Tomar Idola Fori, de Carlos A. Torres, como punto de apoyo para delimitar el suelo común de la escritura filosófica ofrece numerosas ventajas. Desvirtúa la versión histórica que presenta la obra de Torres como una "rareza" de su época, al tiempo que ofrece una novedosa clave para la lectura unitaria de Idola Fori. Sobre la marcha de su comentario a la obra, López va mostrando los puntos de contacto que constituyen "una serie de cuestiones compartidas a partir de las cuales trazaban sus diferencias" los escritores de distintas orillas: tradicionalistas, neoescolásticos y spencerianos (cf. 192). Identifica temas comunes, como el distanciamiento de la producción textual respecto de la querella partidista (cf. 154-155), que va consolidando un modo de expresión reconocido en la época como filosófico, por su independencia de criterio o por su compromiso con rasgos cercanos a esta independencia, como el discernimiento, la exactitud, la precisión (cf. 164-166). Advierte también el uso compartido de estrategias expositivas, donde la filosofía europea no es un objeto en sí mismo, y donde la argumentación y la narración se dan la mano en un registro textual que va más allá de la escritura escolar de la época (cf. 159, 162). Y más allá de estas observaciones que acotan desde fuera los límites o mínimos textuales de esta práctica histórica, López encuentra una sugestiva veta para investigaciones futuras, al señalar un problema común entre los escritores de la época: la pregunta sobre la tensión entre unidad y dispersión en el movimiento de la historia, sobre los efectos de la temporalidad en distintos ámbitos de la vida humana. Con ello presenta la matriz a partir de la cual se pueden investigar en mayor profundidad las disputas y posturas de la época sobre distintas cuestiones, como el origen del lenguaje o la organización de la sociedad, o el problema de la pérdida de unidad del orden social (cf 171, 176). El lugar que cada contendor le dé a la temporalidad determina de alguna manera el relieve específico desde el cual aprecia la cuestión disputada y se pronuncia sobre ella. Pero antes de configurar aquel suelo común, López debe primero desmontar los prejuicios historiográficos que representan un obstáculo a la investigación. Este trabajo crítico merece, por sí solo, toda una reseña y discusión. Otras serán las ocasiones para profundizar en los prometedores conceptos del mínimo textual y del terreno común de la escritura entre 1892 y 1910.

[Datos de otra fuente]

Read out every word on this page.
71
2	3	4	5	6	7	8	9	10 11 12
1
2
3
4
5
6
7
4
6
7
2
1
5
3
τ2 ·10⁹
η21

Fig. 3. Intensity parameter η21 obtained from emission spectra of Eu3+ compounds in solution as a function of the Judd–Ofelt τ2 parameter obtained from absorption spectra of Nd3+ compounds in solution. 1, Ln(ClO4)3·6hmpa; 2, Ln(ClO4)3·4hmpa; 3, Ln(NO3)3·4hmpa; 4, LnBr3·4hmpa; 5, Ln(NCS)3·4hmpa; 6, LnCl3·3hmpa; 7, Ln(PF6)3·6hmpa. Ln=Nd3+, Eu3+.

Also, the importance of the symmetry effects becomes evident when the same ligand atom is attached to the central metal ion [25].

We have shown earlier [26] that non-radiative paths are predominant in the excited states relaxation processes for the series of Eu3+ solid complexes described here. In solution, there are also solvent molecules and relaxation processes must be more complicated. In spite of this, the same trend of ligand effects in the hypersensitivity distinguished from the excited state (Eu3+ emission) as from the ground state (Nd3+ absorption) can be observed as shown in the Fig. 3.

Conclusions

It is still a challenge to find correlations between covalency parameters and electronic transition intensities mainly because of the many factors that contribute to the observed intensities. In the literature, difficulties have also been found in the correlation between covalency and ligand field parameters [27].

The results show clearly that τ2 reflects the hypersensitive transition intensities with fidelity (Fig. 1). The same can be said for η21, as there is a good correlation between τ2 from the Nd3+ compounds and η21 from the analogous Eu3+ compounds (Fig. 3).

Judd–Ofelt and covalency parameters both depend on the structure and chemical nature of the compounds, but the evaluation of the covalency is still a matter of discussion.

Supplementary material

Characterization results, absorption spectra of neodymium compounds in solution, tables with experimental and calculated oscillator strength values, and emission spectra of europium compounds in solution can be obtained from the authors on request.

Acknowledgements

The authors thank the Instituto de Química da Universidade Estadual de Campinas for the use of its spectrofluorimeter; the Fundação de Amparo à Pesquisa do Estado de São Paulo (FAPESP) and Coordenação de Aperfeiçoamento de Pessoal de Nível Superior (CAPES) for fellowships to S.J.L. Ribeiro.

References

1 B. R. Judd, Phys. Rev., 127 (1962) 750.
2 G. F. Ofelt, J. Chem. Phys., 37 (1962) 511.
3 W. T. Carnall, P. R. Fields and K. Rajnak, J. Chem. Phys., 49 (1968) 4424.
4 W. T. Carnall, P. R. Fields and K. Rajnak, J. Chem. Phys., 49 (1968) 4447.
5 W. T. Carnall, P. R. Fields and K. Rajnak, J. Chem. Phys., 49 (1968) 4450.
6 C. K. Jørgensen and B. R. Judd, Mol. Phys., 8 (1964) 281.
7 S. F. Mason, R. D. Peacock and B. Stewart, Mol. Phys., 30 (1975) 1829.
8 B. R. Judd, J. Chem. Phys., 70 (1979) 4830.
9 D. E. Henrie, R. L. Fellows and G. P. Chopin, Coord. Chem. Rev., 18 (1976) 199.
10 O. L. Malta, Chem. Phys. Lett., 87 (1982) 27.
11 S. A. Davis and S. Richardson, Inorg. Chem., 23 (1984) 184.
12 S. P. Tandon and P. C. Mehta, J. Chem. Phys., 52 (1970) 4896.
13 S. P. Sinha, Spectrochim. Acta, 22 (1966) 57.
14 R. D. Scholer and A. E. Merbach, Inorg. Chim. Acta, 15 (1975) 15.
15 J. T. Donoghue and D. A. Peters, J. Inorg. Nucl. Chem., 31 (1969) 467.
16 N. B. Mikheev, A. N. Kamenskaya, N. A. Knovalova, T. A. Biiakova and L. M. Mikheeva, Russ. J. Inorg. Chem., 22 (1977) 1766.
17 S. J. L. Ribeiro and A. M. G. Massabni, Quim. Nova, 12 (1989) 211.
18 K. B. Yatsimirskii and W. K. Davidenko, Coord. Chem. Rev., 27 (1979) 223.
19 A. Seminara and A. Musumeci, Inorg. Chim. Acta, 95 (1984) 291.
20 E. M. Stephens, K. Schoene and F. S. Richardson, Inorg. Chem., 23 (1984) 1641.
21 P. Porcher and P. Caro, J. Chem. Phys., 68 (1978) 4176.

Para una crítica de los supuestos con los que se narra la historia de la filosofía en Colombia, López confronta fuentes primarias y secundarias: de un lado, los textos escritos en Colombia durante 1892-1910; de otro, las investigaciones posteriores sobre dichos textos (cf. 26). Del período de la República Conservadora (1880-1930) se suele afirmar que "la producción escrita habría estado, exclusivamente, al servicio de la acción de los gobernantes" (52). Según esta perspectiva, habría que esperar a la irrupción de la República Liberal (1930-1946) para que, como parte de una aceleración de procesos económicos, sociales y culturales, arribara por fin la profesionalización de la actividad intelectual. Desprendidas de su función de legitimar la administración de turno, las ciencias sociales y la filosofía habrían tenido su comienzo oficial al mostrar su utilidad en el ejercicio de gobierno y la resolución de problemas nacionales concretos. Este es el relato convencional sobre la producción de conocimiento escrito en Colombia, según el cual la etapa anterior a los años cuarenta del siglo xx no es más que un estado de hibernación, un pasado pre-científico y premoderno caracterizado por la finalidad ideológica de perpetuar un grupo en el poder. La década del cuarenta habría introducido una ruptura, una etapa moderna, donde el conocimiento cumpliría funciones específicas en la administración del país (cf 51-53).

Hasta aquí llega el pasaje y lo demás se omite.